The decision to promote both traditional and modern art forms, he said, was in tune with the festival’s theme “Celebration of Life”.

“Kuta is a vibrant place where traditional arts and modern lifestyles exist side-by-side and this harmony is the concept we wanted to celebrate in this year’s Kuta Karnival,” Nugra stressed.

Throughout the festival, which ran from Sept. 19 to 27, spectators were spoiled with performances of traditional art forms, such as the iconic Kecak  and the classical Legong dance.

“The festival also featured Mepantigan, a traditional Balinese martial art, and Gandrung, a joyful folk dance from Banyuwangi in East Java,” he added.

For spectators that wanted a taste of the modern side of Kuta, the festival featured graffiti art, body painting sessions and music concerts.

Two eco-friendly activities, a beach cleanup and the release of turtle hatchlings, were also part of the festival

In conjunction with the Kuta Karnival, local tourism establishments organized the Bali Food Festival from Sept. 25-27.
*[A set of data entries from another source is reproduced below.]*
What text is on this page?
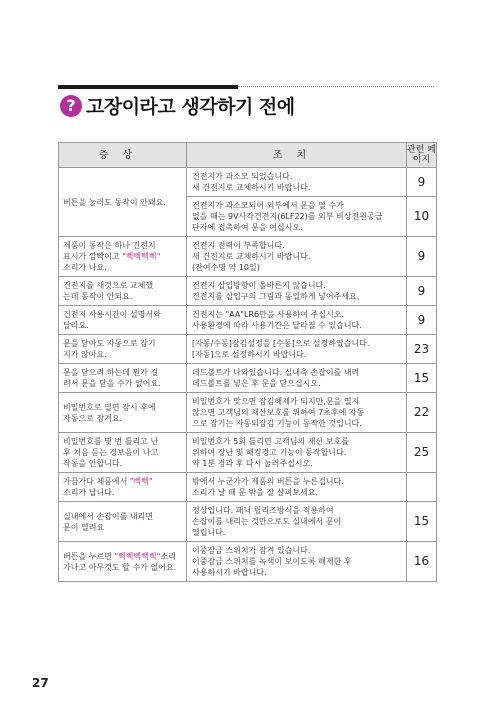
? 고장이라고 생각하기 전에
증상	조치	관련 페이지
버튼을 눌러도 동작이 안돼요.	건전지가 과소모 되었습니다.
새 건전지로 교체하시기 바랍니다.	9
	건전지가 과소모되어 외부에서 문을 열 수가
없을 때는 9V사각건전지(6LF22)를 외부 비상전원공급
단자에 접촉하여 문을 여십시오.	10
제품이 동작은 하나 건전지
표시가 깜빡이고 "삑삑삑삑"
소리가 나요.	건전지 전력이 부족합니다.
새 건전지로 교체하시기 바랍니다.
(잔여수명 약 10일)	9
건전지를 새것으로 교체했
는데 동작이 안되요.	건전지 삽입방향이 올바른지 않습니다.
건전지를 삽입구의 그림과 동일하게 넣어주세요.	9
건전지 사용시간이 설명서와
달라요.	건전지는 "AA"LR6만을 사용하여 주십시오.
사용환경에 따라 사용기간은 달라질 수 있습니다.	9
문을 닫아도 자동으로 잠기
지가 않아요.	[자동/수동]잠김설정을 [수동]으로 설정하였습니다.
[자동]으로 설정하시기 바랍니다.	23
문을 닫으려 하는데 뭔가 걸
려서 문을 닫을 수가 없어요.	데드볼트가 나와있습니다. 실내측 손잡이를 내려
데드볼트를 넣은 후 문을 닫으십시오.	15
비밀번호로 열면 잠시 후에
자동으로 잠겨요.	비밀번호가 맞으면 잠김해제가 되지만,문을 열지
않으면 고객님의 재산보호를 위하여 7초후에 자동
으로 잠기는 자동되잠김 기능이 동작한 것입니다.	22
비밀번호를 몇 번 틀리고 난
후 처음 듣는 경보음이 나고
작동을 안합니다.	비밀번호가 5회 틀리면 고객님의 재산 보호를
위하여 장난 및 해킹경고 기능이 동작합니다.
약 1분 경과 후 다시 눌러주십시오.	25
가끔가다 제품에서 "삑삑"
소리가 납니다.	밖에서 누군가가 제품의 버튼을 누른겁니다.
소리가 날 때 문 밖을 잘 살펴보세요.	
실내에서 손잡이를 내리면
문이 열려요	정상입니다. 패닉 릴리즈방식을 적용하여
손잡이를 내리는 것만으로도 실내에서 문이
열립니다.	15
버튼을 누르면 "삑삑삑삑삑"소리
가나고 아무것도 할 수가 없어요.	이중잠금 스위치가 잠겨 있습니다.
이중잠금 스위치를 녹색이 보이도록 해제한 후
사용하시기 바랍니다.	16
27
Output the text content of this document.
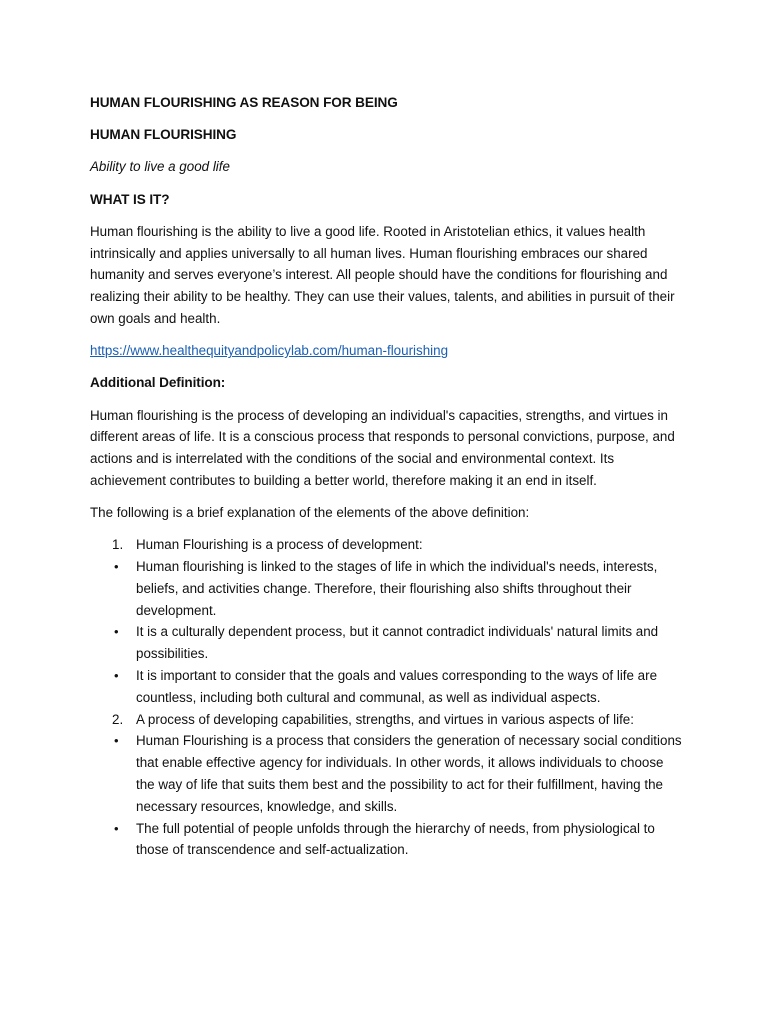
HUMAN FLOURISHING AS REASON FOR BEING
HUMAN FLOURISHING
Ability to live a good life
WHAT IS IT?

Human flourishing is the ability to live a good life. Rooted in Aristotelian ethics, it values health intrinsically and applies universally to all human lives. Human flourishing embraces our shared humanity and serves everyone’s interest. All people should have the conditions for flourishing and realizing their ability to be healthy. They can use their values, talents, and abilities in pursuit of their own goals and health.

https://www.healthequityandpolicylab.com/human-flourishing
Additional Definition:

Human flourishing is the process of developing an individual's capacities, strengths, and virtues in different areas of life. It is a conscious process that responds to personal convictions, purpose, and actions and is interrelated with the conditions of the social and environmental context. Its achievement contributes to building a better world, therefore making it an end in itself.

The following is a brief explanation of the elements of the above definition:

1. Human Flourishing is a process of development:
•	Human flourishing is linked to the stages of life in which the individual's needs, interests, beliefs, and activities change. Therefore, their flourishing also shifts throughout their development.
•	It is a culturally dependent process, but it cannot contradict individuals' natural limits and possibilities.
•	It is important to consider that the goals and values corresponding to the ways of life are countless, including both cultural and communal, as well as individual aspects.
2. A process of developing capabilities, strengths, and virtues in various aspects of life:
•	Human Flourishing is a process that considers the generation of necessary social conditions that enable effective agency for individuals. In other words, it allows individuals to choose the way of life that suits them best and the possibility to act for their fulfillment, having the necessary resources, knowledge, and skills.
•	The full potential of people unfolds through the hierarchy of needs, from physiological to those of transcendence and self-actualization.
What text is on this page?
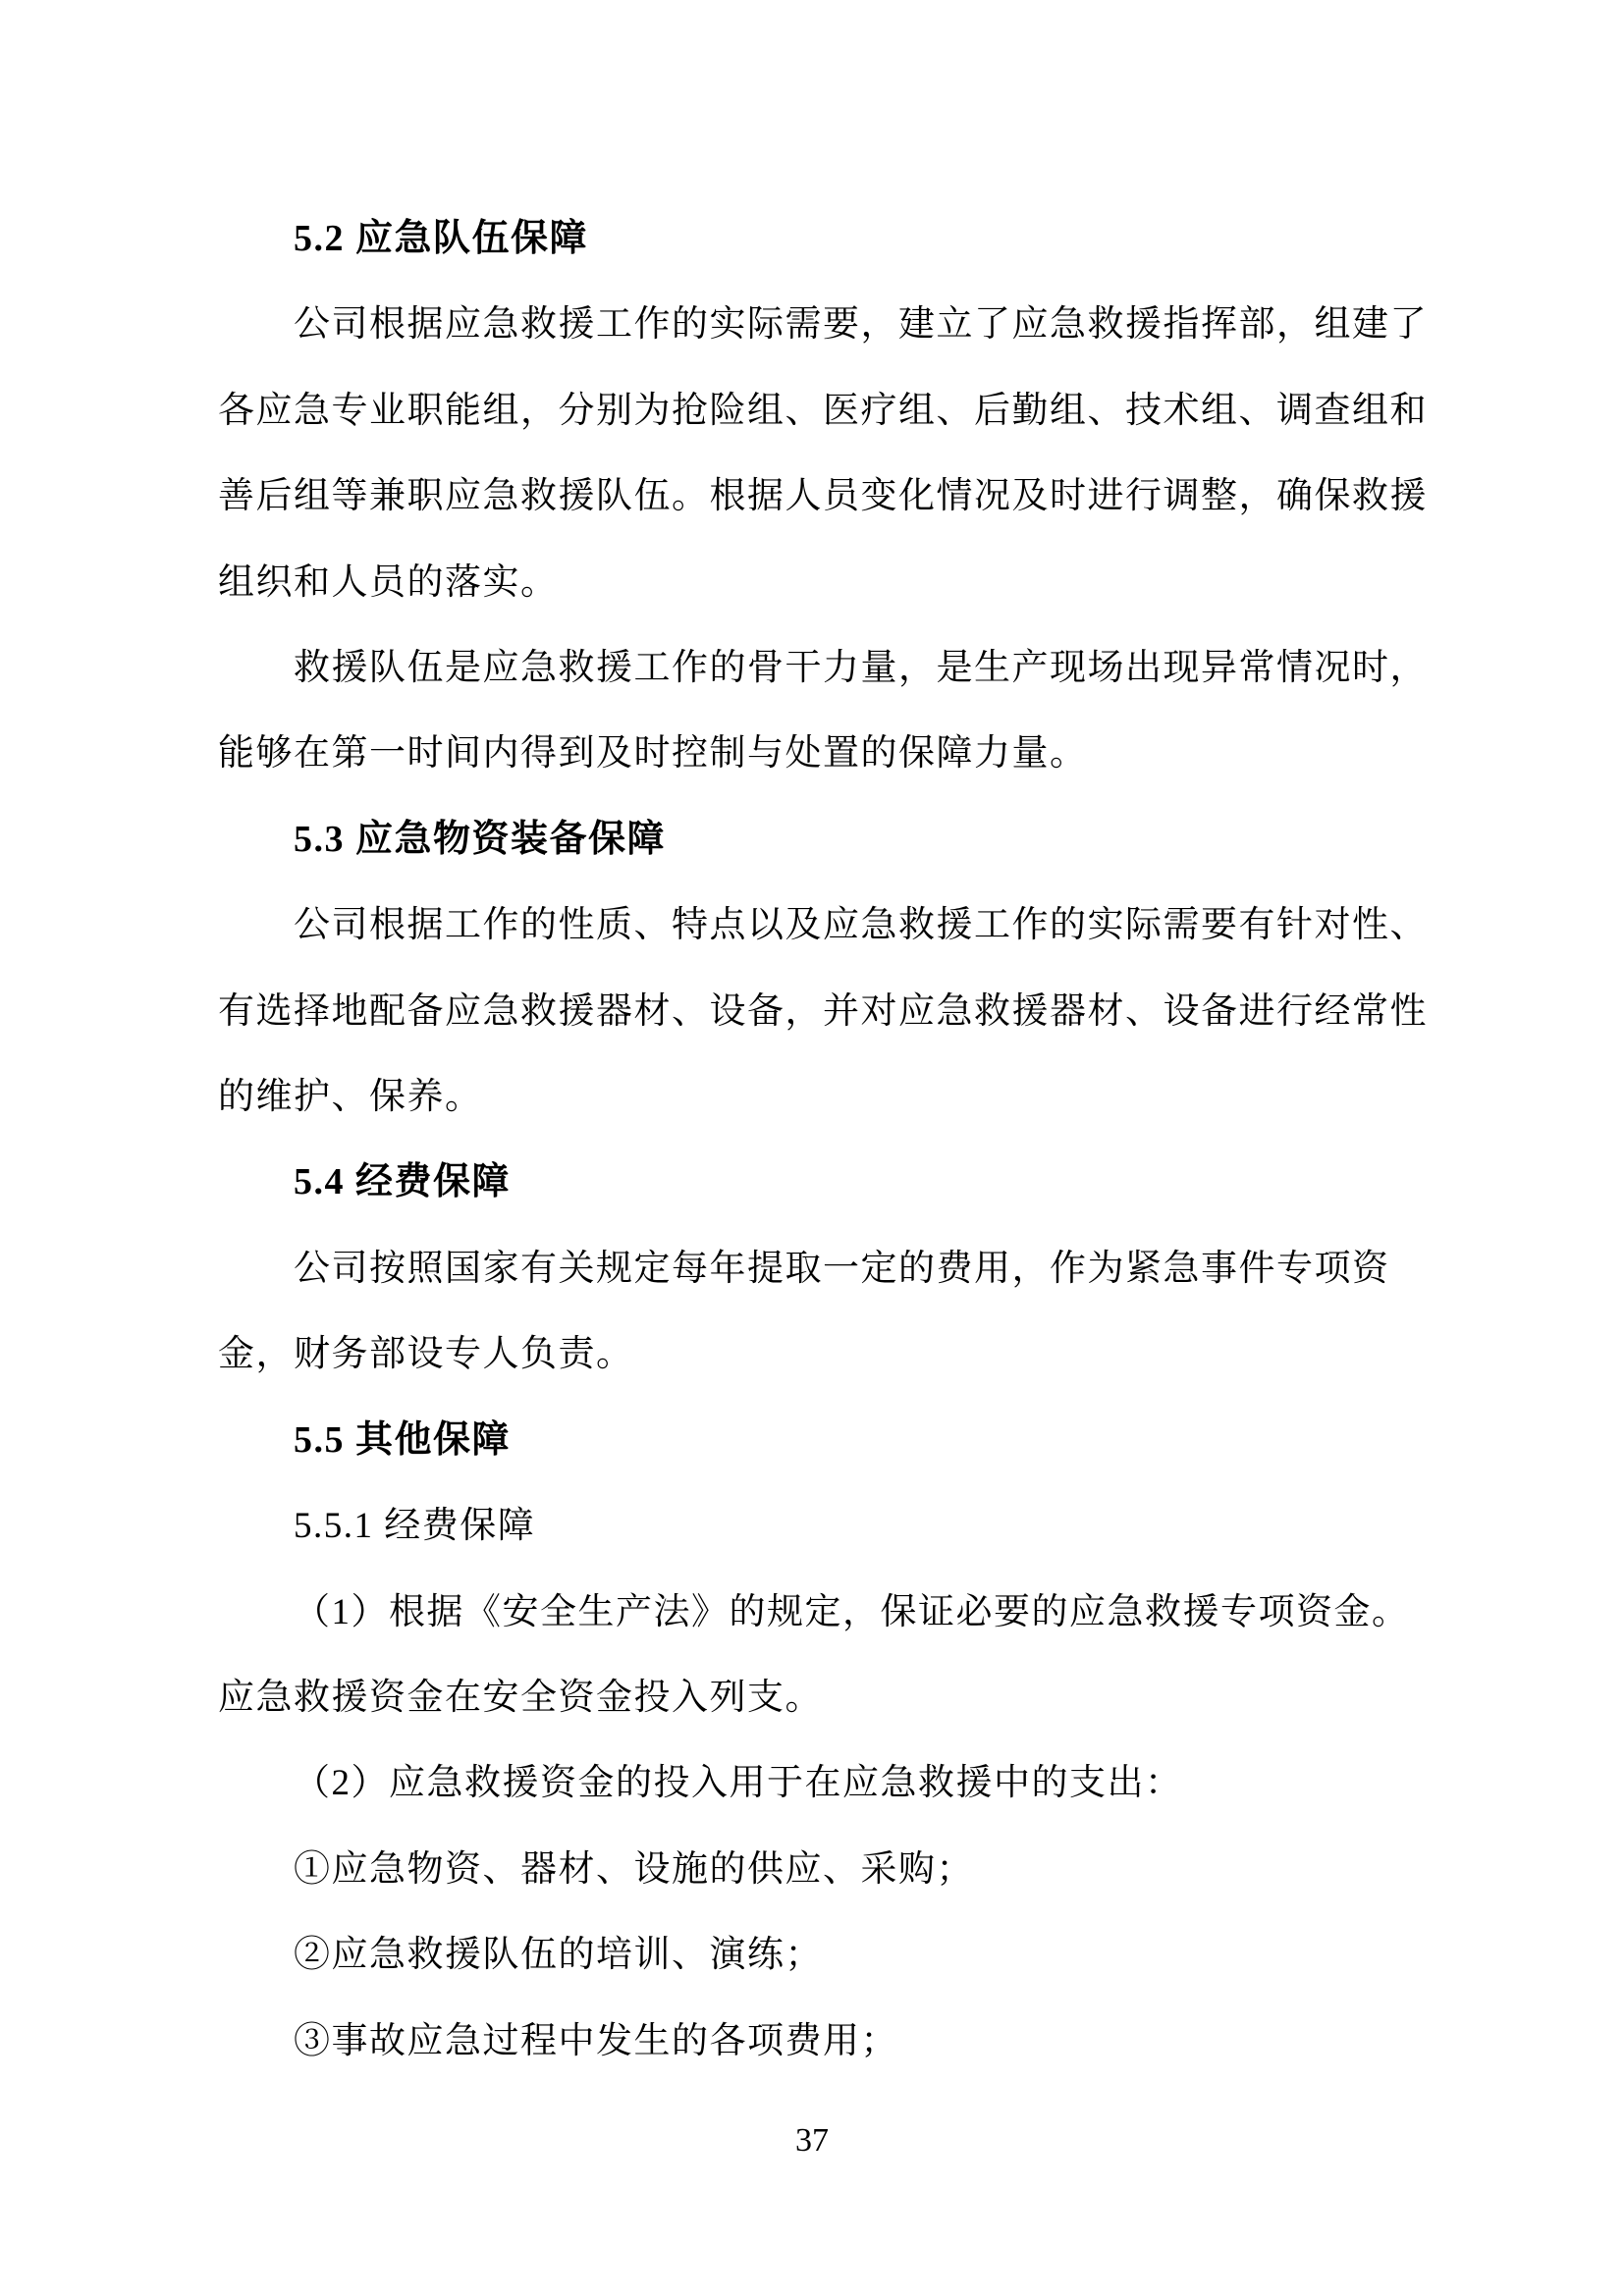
5.2 应急队伍保障
公司根据应急救援工作的实际需要，建立了应急救援指挥部，组建了
各应急专业职能组，分别为抢险组、医疗组、后勤组、技术组、调查组和
善后组等兼职应急救援队伍。根据人员变化情况及时进行调整，确保救援
组织和人员的落实。
救援队伍是应急救援工作的骨干力量，是生产现场出现异常情况时，
能够在第一时间内得到及时控制与处置的保障力量。
5.3 应急物资装备保障
公司根据工作的性质、特点以及应急救援工作的实际需要有针对性、
有选择地配备应急救援器材、设备，并对应急救援器材、设备进行经常性
的维护、保养。
5.4 经费保障
公司按照国家有关规定每年提取一定的费用，作为紧急事件专项资
金，财务部设专人负责。
5.5 其他保障
5.5.1 经费保障
（1）根据《安全生产法》的规定，保证必要的应急救援专项资金。
应急救援资金在安全资金投入列支。
（2）应急救援资金的投入用于在应急救援中的支出：
①应急物资、器材、设施的供应、采购；
②应急救援队伍的培训、演练；
③事故应急过程中发生的各项费用；
37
Food stalls were erected on the sandy beach of Legian and visitors were treated to a huge selection of Balinese traditional delicacies and western foods sold at bargain prices.

A meal, which would cost more than Rp 100,000 in a restaurant, was sold for Rp 35,000 at the food festival.

“We sold the products cheaply because the food festival was a promotional event,” said Bali Niksoma’s manager Nyoman Astama.